A queda de Ibarra foi comemorada por parentes das vítimas, acompanhados por movimentos sociais e piqueteiros críticos da Casa Rosada. Munidos de fotos, objetos, bandeiras e tambores, eles se abraçavam, cantavam palavras de ordem ("Os meninos, presentes hoje e sempre") e fecharam parte da avenida de Maio, próximo à Câmara.
Com o temor de que a violência de outras sessões se repetisse, com o conflito de familiares e legisladores, cerca de 500 policiais fizeram a segurança na região.
Anteontem, era tenso o clima. Uma legisladora, que anunciou voto a favor do prefeito afastado, teve a casa pichada e foi chamada de traidora. Familiares, que fizeram uma vigília na praça de Maio, prometeram fundar os "Pais da Praça de Maio", em referência ao histórico grupo das "Mães" da praça, caso Ibarra fosse absolvido.
Após a decisão, parte do grupo seguiu em passeata para o bairro do Once, onde ficava a República Cromagnon, a boate da tragédia. Outro grupo menor de familiares, porém, manteve apoio ao prefeito afastado e voltou a acusar líderes opositores de manipular a dor dos parentes.
O chamado "caso Cromagnon" se transformou numa longa crise política, de efeitos até mesmo nas eleições do ano que vem, mas começou como um escândalo pela falta de fiscalização nas boates de Buenos Aires.
Na noite de 30 de dezembro de 2004, os efeitos de um incêndio na boate foram amplificados pela série de irregularidades que o lugar exibia: estava superlotado (havia um público de 4.000 pessoas, mas a lotação máxima era de 2.500 pessoas), um berçário havia sido improvisado em um banheiro e as principais saídas de emergência da casa estavam fechadas com cadeados.

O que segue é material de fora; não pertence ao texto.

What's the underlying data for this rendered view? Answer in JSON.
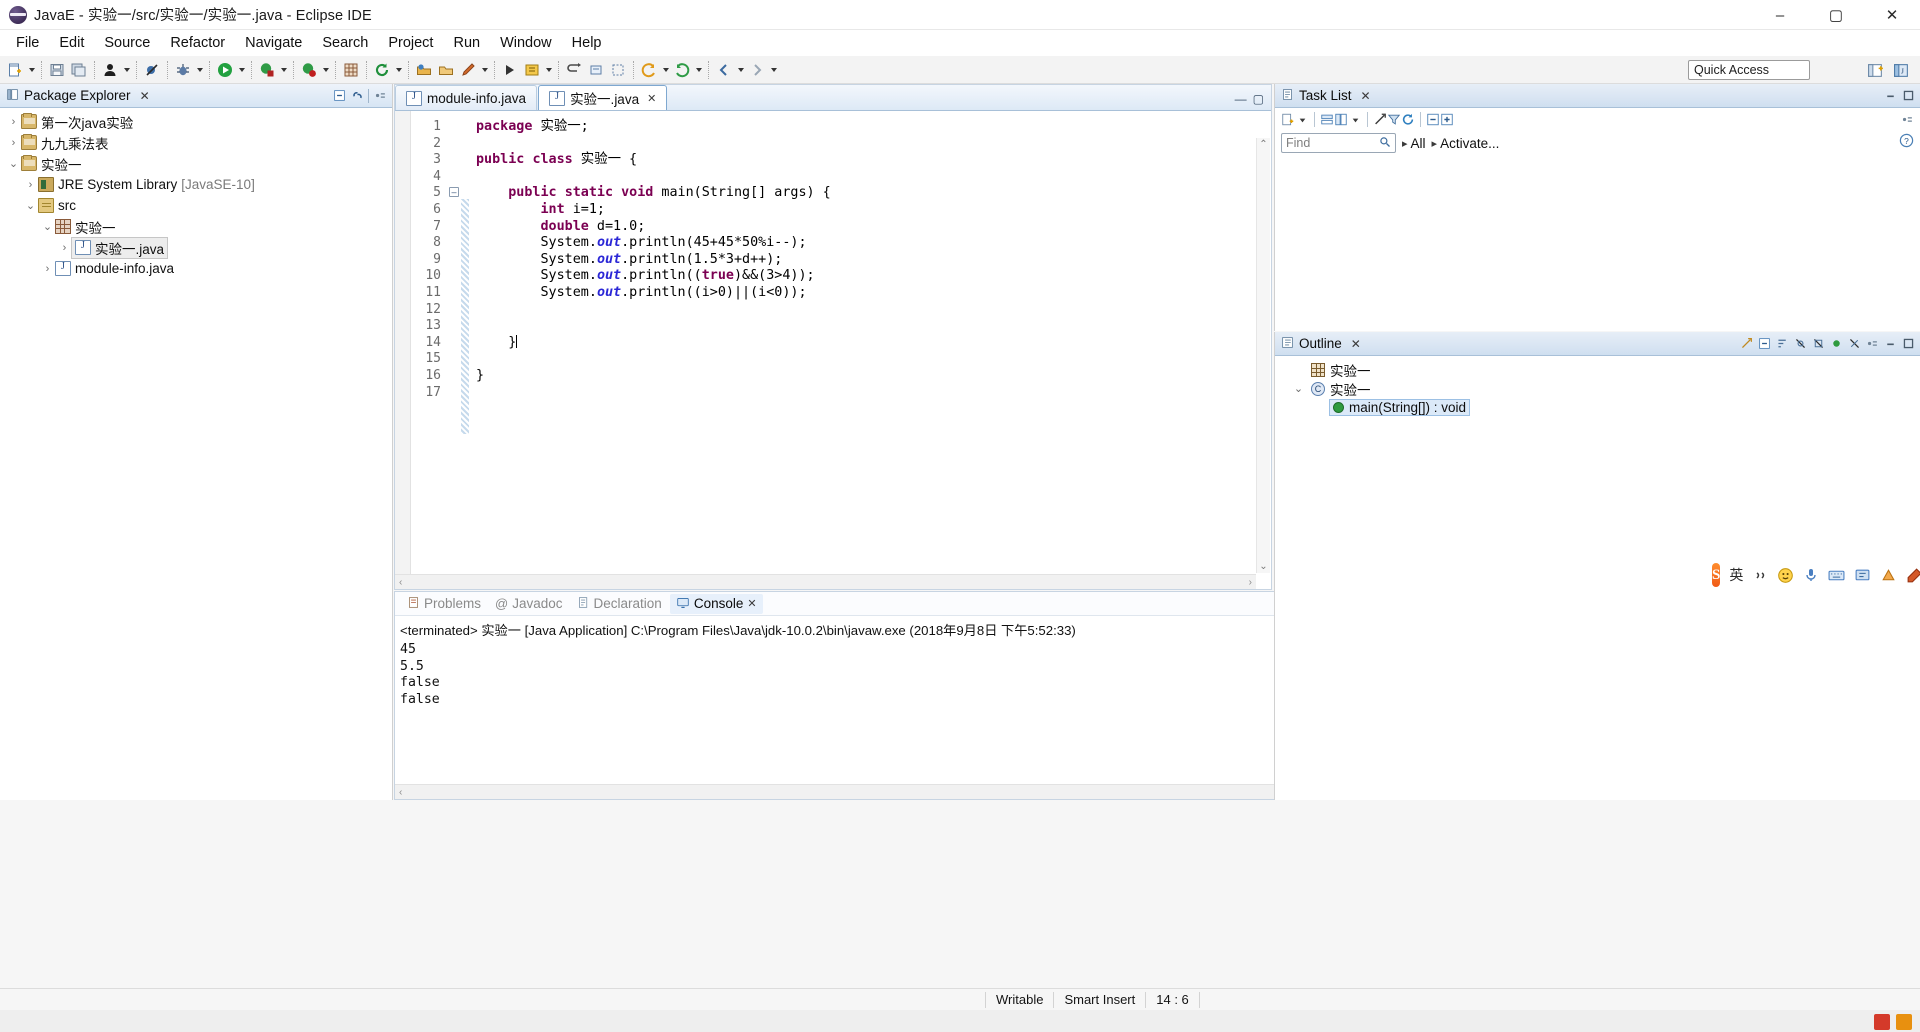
{
  "window": {
    "title": "JavaE - 实验一/src/实验一/实验一.java - Eclipse IDE",
    "app_icon": "eclipse-icon",
    "minimize": "–",
    "maximize": "▢",
    "close": "✕"
  },
  "menu": {
    "items": [
      {
        "label": "File"
      },
      {
        "label": "Edit"
      },
      {
        "label": "Source"
      },
      {
        "label": "Refactor"
      },
      {
        "label": "Navigate"
      },
      {
        "label": "Search"
      },
      {
        "label": "Project"
      },
      {
        "label": "Run"
      },
      {
        "label": "Window"
      },
      {
        "label": "Help"
      }
    ]
  },
  "toolbar": {
    "quick_access": "Quick Access",
    "buttons": [
      "new-button",
      "save-button",
      "save-all-button",
      "person-button",
      "skip-breakpoints-button",
      "debug-button",
      "run-button",
      "run-external-tools-button",
      "run-config-button",
      "new-package-button",
      "refresh-button",
      "open-type-button",
      "open-resource-button",
      "search-button",
      "last-edit-button",
      "back-button",
      "forward-button"
    ],
    "perspective_buttons": [
      "open-perspective-button",
      "java-perspective-button"
    ]
  },
  "package_explorer": {
    "title": "Package Explorer",
    "close_glyph": "✕",
    "tools": [
      "collapse-all-icon",
      "link-with-editor-icon",
      "view-menu-icon"
    ],
    "tree": [
      {
        "indent": 0,
        "twisty": "›",
        "icon": "project-icon",
        "label": "第一次java实验",
        "selected": false
      },
      {
        "indent": 0,
        "twisty": "›",
        "icon": "project-icon",
        "label": "九九乘法表",
        "selected": false
      },
      {
        "indent": 0,
        "twisty": "⌄",
        "icon": "project-icon",
        "label": "实验一",
        "selected": false
      },
      {
        "indent": 1,
        "twisty": "›",
        "icon": "library-icon",
        "label": "JRE System Library",
        "suffix": "[JavaSE-10]",
        "selected": false
      },
      {
        "indent": 1,
        "twisty": "⌄",
        "icon": "source-folder-icon",
        "label": "src",
        "selected": false
      },
      {
        "indent": 2,
        "twisty": "⌄",
        "icon": "package-icon",
        "label": "实验一",
        "selected": false
      },
      {
        "indent": 3,
        "twisty": "›",
        "icon": "java-file-icon",
        "label": "实验一.java",
        "selected": true
      },
      {
        "indent": 2,
        "twisty": "›",
        "icon": "java-file-icon",
        "label": "module-info.java",
        "selected": false
      }
    ]
  },
  "editor": {
    "tabs": [
      {
        "label": "module-info.java",
        "icon": "java-file-icon",
        "active": false,
        "closable": false
      },
      {
        "label": "实验一.java",
        "icon": "java-file-icon",
        "active": true,
        "closable": true,
        "close_glyph": "✕"
      }
    ],
    "minimize_glyph": "—",
    "maximize_glyph": "▢",
    "current_line": 14,
    "scroll_left_glyph": "‹",
    "scroll_right_glyph": "›",
    "scroll_up_glyph": "⌃",
    "scroll_down_glyph": "⌄",
    "lines": [
      {
        "n": 1,
        "fold": "",
        "text": "package 实验一;"
      },
      {
        "n": 2,
        "fold": "",
        "text": ""
      },
      {
        "n": 3,
        "fold": "",
        "text": "public class 实验一 {"
      },
      {
        "n": 4,
        "fold": "",
        "text": ""
      },
      {
        "n": 5,
        "fold": "⊖",
        "text": "    public static void main(String[] args) {"
      },
      {
        "n": 6,
        "fold": "",
        "text": "        int i=1;"
      },
      {
        "n": 7,
        "fold": "",
        "text": "        double d=1.0;"
      },
      {
        "n": 8,
        "fold": "",
        "text": "        System.out.println(45+45*50%i--);"
      },
      {
        "n": 9,
        "fold": "",
        "text": "        System.out.println(1.5*3+d++);"
      },
      {
        "n": 10,
        "fold": "",
        "text": "        System.out.println((true)&&(3>4));"
      },
      {
        "n": 11,
        "fold": "",
        "text": "        System.out.println((i>0)||(i<0));"
      },
      {
        "n": 12,
        "fold": "",
        "text": ""
      },
      {
        "n": 13,
        "fold": "",
        "text": ""
      },
      {
        "n": 14,
        "fold": "",
        "text": "    }"
      },
      {
        "n": 15,
        "fold": "",
        "text": ""
      },
      {
        "n": 16,
        "fold": "",
        "text": "}"
      },
      {
        "n": 17,
        "fold": "",
        "text": ""
      }
    ]
  },
  "console": {
    "tabs": [
      {
        "label": "Problems",
        "icon": "problems-icon",
        "active": false
      },
      {
        "label": "Javadoc",
        "icon": "javadoc-icon",
        "active": false
      },
      {
        "label": "Declaration",
        "icon": "declaration-icon",
        "active": false
      },
      {
        "label": "Console",
        "icon": "console-icon",
        "active": true,
        "close_glyph": "✕"
      }
    ],
    "header": "<terminated> 实验一 [Java Application] C:\\Program Files\\Java\\jdk-10.0.2\\bin\\javaw.exe (2018年9月8日 下午5:52:33)",
    "output": [
      "45",
      "5.5",
      "false",
      "false"
    ],
    "tools": [
      "terminate-icon",
      "remove-launch-icon",
      "remove-all-terminated-icon",
      "clear-console-icon",
      "scroll-lock-icon",
      "pin-console-icon",
      "show-console-icon",
      "display-selected-console-icon",
      "open-console-icon",
      "view-menu-icon",
      "minimize-icon",
      "maximize-icon"
    ],
    "scroll_left_glyph": "‹",
    "scroll_right_glyph": "›"
  },
  "task_list": {
    "title": "Task List",
    "close_glyph": "✕",
    "find_placeholder": "Find",
    "find_value": "",
    "all_label": "All",
    "activate_label": "Activate...",
    "all_arrow": "▸",
    "activate_arrow": "▸",
    "tools": [
      "new-task-icon",
      "categorize-icon",
      "presentation-icon",
      "focus-icon",
      "filter-icon",
      "synchronize-icon",
      "collapse-all-icon",
      "expand-all-icon",
      "view-menu-icon",
      "minimize-icon",
      "maximize-icon"
    ],
    "help_icon": "help-icon"
  },
  "outline": {
    "title": "Outline",
    "close_glyph": "✕",
    "tools": [
      "focus-icon",
      "collapse-all-icon",
      "sort-icon",
      "hide-fields-icon",
      "hide-static-icon",
      "hide-nonpublic-icon",
      "hide-local-icon",
      "view-menu-icon",
      "minimize-icon",
      "maximize-icon"
    ],
    "rows": [
      {
        "indent": 0,
        "twisty": "",
        "icon": "package-icon",
        "label": "实验一",
        "selected": false
      },
      {
        "indent": 0,
        "twisty": "⌄",
        "icon": "class-icon",
        "label": "实验一",
        "selected": false
      },
      {
        "indent": 1,
        "twisty": "",
        "icon": "method-icon",
        "label": "main(String[]) : void",
        "selected": true
      }
    ]
  },
  "ime": {
    "logo": "S",
    "mode": "英",
    "items": [
      "comma-icon",
      "smiley-icon",
      "mic-icon",
      "keyboard-icon",
      "tools-icon",
      "skin-icon",
      "settings-icon"
    ]
  },
  "status_bar": {
    "writable": "Writable",
    "insert_mode": "Smart Insert",
    "position": "14 : 6",
    "divider": ":"
  },
  "colors": {
    "keyword": "#7b0052",
    "field": "#2a26d6",
    "accent": "#3a7bd5",
    "tab_active": "#ffffff",
    "panel_head": "#cfdff0"
  }
}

Os que morreram por queimaduras ou asfixiados pela fumaça assistiam à banda de rock Los Callejeros, então ascendente no país e hoje implicada na ação penal da tragédia (leia nesta página).
Dias depois do incêndio, o próprio Ibarra chegou a apontar a existência de corrupção entre os fiscais de casas noturnas, que receberiam propina de proprietários. Demitiu pessoas, tentou convocar uma consulta pública para referendar sua permanência, mas não escapou do processo por "má administração", iniciado em novembro. Desde então, estava afastado do cargo.

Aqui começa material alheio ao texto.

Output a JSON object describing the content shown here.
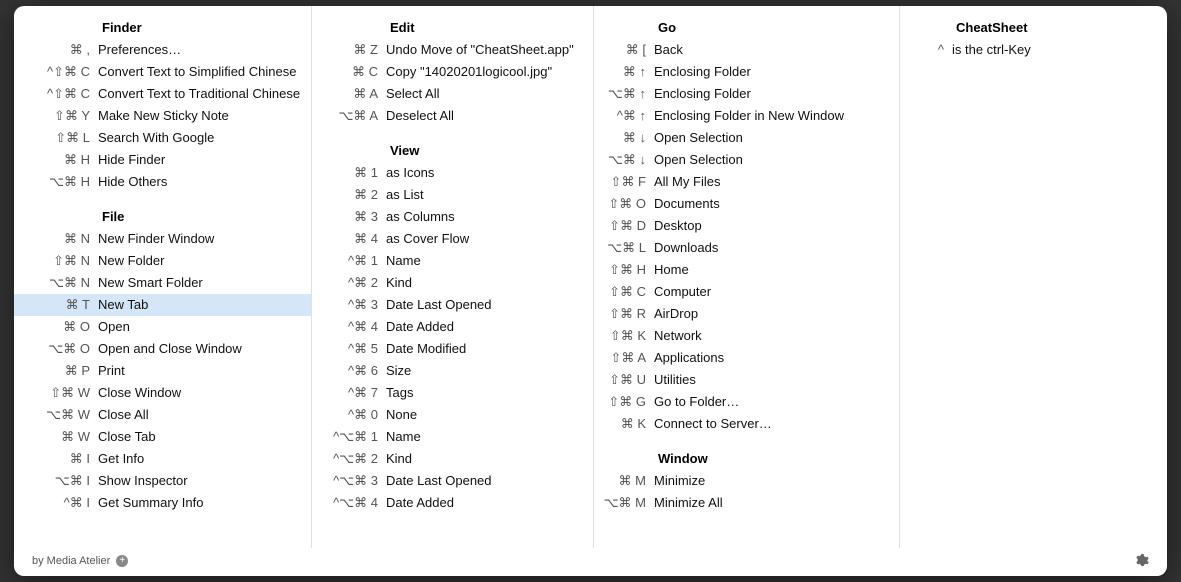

Foi mais de um ano de crise diariamente na imprensa argentina. Foi tanta a exposição do principal líder dos parentes das vítimas, o advogado José Iglesias, que ontem ele teve de dizer que ainda "não pensava em futuro político" depois da sessão.
A derrota de Ibarra é também uma vitória do deputado nacional de direita Mauricio Macri, candidato derrotado à prefeitura de Buenos Aires que tenta se cacifar como o anti-Kirchner.
Ibarra também usou a exposição na imprensa para angariar apoios e demonstrar sua força política. Na última sexta-feira, cerca de 40 mil pessoas, segundo a imprensa argentina, participaram de ato a favor dele, convocado por entidades de direitos humanos e culturais, sua base.
Como a decisão não impede Ibarra de concorrer às eleições no ano que vem, ele procurou ontem mesmo afirmar que não desistirá de voltar à prefeitura e agradeceu apoios. "Vou em direção à Justiça e em direção ao povo", disse em coletiva.
Agora, prevê-se uma crise na base municipal do Partido Justicialista, incluindo a frente que apóia Kirchner, por causa do legislador que traiu o bloco e votou contra Ibarra. A queda embaralha a disputa interna pela vaga de candidato a prefeito em 2007. Ontem, Kirchner fez discurso, mas não comentou o assunto.